Flights to the interior of Mexico, excluding Tapachula and Villahermosa fell significantly in September when the flights to Haiti escalated. We suppose because of plane inventory needs. There were only 8 total flights to Mexico City, Guadalajara and Morelia compared to 17 in August, and all before September 17. It will be interesting to see if these flights ramp up now that the massive expulsions to Haiti have ramped down.

Lateral flights of 39 were down 35 from August, and similar to July. Destinations continued to be San Diego (19), El Paso (14) and Tucson (6), for flights generally carrying 135 people with about 100 from each flight expelled by foot into Mexico. (page 7).

Since lateral flights started in March there have been 270 lateral flights through August resulting in up to 27,000 family members transported almost exclusively from the RGV where they were encountered and then flown to a western city and expelled into Mexico (page 7).

Lateral flights have ramped up in October with around 20 already through the 9th, 14 of which have departed from Yuma to El Paso or San Diego, a significant change from when the vast majority originated from the Rio Grande Valley.

Shuffle flights, those domestic flight legs not connected to an international return flight, dropped to 350 (24%) in September from a record 458 in August, and very similar to July at 344. The drop in lateral flights mentioned above accounted for almost 70% of the decrease from August when connection flights linked to laterals are considered.

Mexico Operated Removal Flights to Northern Triangle countries were similar in September to August with 5 to Guatemala compared to 4 in August and 10 to Honduras compared to 12 in August. We observed no flights to El Salvador in either month.

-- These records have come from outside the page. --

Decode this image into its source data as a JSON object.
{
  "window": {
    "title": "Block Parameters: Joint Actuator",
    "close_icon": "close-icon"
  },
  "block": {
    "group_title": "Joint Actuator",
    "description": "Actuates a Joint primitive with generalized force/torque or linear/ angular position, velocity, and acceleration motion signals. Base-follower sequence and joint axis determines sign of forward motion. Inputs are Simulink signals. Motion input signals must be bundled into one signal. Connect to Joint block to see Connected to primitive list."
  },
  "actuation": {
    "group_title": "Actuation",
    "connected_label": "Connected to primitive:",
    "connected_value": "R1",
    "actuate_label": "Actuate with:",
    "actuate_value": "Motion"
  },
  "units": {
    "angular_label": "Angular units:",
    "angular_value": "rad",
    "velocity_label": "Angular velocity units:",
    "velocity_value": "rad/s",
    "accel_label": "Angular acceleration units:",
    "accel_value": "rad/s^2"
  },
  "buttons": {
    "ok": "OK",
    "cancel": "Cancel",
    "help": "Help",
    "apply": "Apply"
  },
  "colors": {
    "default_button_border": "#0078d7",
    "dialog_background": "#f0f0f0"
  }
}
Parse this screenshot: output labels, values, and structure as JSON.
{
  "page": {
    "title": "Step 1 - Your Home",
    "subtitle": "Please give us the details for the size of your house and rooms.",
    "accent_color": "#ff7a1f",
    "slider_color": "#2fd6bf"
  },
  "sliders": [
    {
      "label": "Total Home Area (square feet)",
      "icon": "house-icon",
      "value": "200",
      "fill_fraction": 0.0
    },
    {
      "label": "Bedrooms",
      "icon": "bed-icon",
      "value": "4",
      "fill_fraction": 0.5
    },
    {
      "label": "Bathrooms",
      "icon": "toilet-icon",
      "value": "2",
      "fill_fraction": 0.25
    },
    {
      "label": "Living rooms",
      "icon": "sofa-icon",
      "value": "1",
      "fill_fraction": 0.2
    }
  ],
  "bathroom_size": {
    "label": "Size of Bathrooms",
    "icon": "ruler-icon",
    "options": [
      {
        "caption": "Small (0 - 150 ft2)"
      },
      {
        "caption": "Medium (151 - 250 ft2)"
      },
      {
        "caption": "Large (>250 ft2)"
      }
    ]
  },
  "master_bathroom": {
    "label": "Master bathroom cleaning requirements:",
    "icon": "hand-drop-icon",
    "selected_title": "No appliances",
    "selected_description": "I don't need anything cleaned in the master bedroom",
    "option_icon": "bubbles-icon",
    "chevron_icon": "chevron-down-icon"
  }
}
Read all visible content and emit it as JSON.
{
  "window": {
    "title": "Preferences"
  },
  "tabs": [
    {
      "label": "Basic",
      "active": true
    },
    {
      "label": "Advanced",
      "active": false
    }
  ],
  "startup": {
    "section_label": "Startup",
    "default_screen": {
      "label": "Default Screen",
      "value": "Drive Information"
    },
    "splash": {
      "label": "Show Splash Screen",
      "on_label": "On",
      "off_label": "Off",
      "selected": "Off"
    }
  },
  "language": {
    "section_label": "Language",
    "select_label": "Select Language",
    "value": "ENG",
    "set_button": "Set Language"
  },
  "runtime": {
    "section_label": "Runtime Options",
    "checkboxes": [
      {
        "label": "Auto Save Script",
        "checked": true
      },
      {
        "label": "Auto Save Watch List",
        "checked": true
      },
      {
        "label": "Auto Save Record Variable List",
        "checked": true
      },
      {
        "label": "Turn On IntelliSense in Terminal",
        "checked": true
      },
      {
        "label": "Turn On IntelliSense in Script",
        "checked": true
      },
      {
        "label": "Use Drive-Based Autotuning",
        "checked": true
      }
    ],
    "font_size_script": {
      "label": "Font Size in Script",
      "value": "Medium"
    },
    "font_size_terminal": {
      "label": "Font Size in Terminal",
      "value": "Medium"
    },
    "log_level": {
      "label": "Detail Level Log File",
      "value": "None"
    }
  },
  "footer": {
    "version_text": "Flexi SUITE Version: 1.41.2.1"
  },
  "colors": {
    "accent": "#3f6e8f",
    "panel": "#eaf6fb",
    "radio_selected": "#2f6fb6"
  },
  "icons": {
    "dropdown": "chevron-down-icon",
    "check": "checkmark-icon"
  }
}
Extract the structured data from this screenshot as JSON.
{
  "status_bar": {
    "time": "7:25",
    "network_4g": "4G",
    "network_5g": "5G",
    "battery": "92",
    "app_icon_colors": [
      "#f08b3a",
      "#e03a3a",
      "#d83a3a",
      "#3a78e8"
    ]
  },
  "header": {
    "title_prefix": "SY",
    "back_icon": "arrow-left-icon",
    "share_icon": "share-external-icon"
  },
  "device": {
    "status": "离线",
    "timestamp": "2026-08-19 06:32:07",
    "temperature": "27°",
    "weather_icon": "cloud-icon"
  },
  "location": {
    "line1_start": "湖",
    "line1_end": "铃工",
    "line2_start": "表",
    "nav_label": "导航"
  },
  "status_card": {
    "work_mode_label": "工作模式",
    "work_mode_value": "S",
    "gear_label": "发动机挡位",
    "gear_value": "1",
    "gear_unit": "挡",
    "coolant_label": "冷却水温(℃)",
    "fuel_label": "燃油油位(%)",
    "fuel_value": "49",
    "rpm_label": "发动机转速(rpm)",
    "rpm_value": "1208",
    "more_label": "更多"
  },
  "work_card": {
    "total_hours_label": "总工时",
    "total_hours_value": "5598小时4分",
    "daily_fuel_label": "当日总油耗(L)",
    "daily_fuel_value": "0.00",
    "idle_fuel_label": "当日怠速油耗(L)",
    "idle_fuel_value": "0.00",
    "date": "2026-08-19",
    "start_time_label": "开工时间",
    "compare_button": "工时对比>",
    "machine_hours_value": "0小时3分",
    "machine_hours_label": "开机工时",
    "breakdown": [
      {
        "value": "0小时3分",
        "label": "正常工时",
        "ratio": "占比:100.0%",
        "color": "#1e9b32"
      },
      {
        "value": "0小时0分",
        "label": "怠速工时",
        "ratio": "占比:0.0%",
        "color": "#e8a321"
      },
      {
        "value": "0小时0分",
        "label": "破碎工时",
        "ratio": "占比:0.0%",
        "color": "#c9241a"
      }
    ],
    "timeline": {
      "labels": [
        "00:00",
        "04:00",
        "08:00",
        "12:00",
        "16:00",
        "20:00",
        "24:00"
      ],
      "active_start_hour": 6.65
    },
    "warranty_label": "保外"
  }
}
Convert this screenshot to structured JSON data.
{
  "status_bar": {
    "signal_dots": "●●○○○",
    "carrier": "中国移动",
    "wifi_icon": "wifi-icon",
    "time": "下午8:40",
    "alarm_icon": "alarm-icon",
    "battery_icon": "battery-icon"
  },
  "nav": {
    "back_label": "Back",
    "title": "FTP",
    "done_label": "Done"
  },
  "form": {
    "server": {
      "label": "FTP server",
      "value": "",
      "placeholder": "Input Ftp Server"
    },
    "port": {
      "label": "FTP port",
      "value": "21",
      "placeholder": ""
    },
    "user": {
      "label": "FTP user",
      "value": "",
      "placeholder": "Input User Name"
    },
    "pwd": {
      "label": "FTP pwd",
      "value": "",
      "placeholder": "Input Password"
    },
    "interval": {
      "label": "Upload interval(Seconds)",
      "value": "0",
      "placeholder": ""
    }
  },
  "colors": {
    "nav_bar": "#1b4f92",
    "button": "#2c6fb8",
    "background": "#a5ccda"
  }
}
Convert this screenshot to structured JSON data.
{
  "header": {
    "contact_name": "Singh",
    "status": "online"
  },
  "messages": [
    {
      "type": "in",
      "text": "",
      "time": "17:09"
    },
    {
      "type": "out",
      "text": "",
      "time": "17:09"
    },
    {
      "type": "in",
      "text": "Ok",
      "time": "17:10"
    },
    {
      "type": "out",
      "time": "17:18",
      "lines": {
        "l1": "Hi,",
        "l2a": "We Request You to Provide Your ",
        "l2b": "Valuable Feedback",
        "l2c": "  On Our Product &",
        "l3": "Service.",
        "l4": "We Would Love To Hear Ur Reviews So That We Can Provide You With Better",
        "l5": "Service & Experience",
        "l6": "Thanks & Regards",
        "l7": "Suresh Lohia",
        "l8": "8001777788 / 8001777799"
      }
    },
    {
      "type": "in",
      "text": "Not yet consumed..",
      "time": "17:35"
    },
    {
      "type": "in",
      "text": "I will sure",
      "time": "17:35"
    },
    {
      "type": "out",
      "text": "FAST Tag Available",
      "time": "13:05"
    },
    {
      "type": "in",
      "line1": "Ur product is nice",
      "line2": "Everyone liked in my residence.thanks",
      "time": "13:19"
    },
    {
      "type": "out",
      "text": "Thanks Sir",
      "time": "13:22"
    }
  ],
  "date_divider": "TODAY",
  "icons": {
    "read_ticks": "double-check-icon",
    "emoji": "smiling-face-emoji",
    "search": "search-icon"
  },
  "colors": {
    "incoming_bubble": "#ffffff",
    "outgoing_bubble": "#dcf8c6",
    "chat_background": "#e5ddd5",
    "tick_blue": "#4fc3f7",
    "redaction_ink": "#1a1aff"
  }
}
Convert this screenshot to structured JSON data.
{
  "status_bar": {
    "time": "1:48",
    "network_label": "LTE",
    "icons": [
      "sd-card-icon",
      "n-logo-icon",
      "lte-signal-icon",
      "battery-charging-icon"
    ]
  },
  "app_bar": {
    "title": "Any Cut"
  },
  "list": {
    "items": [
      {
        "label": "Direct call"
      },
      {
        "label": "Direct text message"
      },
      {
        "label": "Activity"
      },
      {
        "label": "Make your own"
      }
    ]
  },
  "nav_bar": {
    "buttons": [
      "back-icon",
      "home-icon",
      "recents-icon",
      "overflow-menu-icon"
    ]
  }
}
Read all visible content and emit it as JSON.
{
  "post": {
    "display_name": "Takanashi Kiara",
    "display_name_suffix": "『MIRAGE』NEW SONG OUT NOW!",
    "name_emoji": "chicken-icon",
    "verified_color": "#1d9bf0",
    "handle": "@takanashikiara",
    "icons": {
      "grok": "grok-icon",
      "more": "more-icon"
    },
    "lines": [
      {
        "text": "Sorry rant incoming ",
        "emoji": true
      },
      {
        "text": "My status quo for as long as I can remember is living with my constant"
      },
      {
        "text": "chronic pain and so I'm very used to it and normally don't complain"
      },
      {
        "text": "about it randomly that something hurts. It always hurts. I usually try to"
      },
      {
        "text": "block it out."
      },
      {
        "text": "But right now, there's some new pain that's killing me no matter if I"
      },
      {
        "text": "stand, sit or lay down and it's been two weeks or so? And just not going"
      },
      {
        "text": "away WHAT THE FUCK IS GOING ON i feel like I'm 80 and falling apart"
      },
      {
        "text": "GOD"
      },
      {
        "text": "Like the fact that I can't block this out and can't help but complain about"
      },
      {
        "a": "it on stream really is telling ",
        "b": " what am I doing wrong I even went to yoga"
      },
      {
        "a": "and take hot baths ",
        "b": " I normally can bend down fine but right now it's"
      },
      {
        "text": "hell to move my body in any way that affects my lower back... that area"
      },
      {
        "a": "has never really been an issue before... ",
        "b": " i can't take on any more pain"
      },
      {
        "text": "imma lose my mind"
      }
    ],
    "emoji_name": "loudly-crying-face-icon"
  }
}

It appears these deportation flights began very modestly in April and more regularly in May. Since May we have observed 50 flights from Mexico to Honduras, 27 to Guatemala and 3 to El Salvador (page 11).

Internal Mexico flights to Tapachula were also similar in September with 29 in September compared to 31 in August, essentially averaging 1 per day with some days 2 and others 0 (page 11).

We must note that tracking Magnicharter flights (Mexico’s ICE Air) is tricky because they do not file flight plans visible to US applications and often seem to fly without transponders operating. The international flights are somewhat easier and, based on observations on the ground, we capture Tapachula flights quite accurately. However, there is no visibility of internal Mexico Villahermosa flights and we know they operate.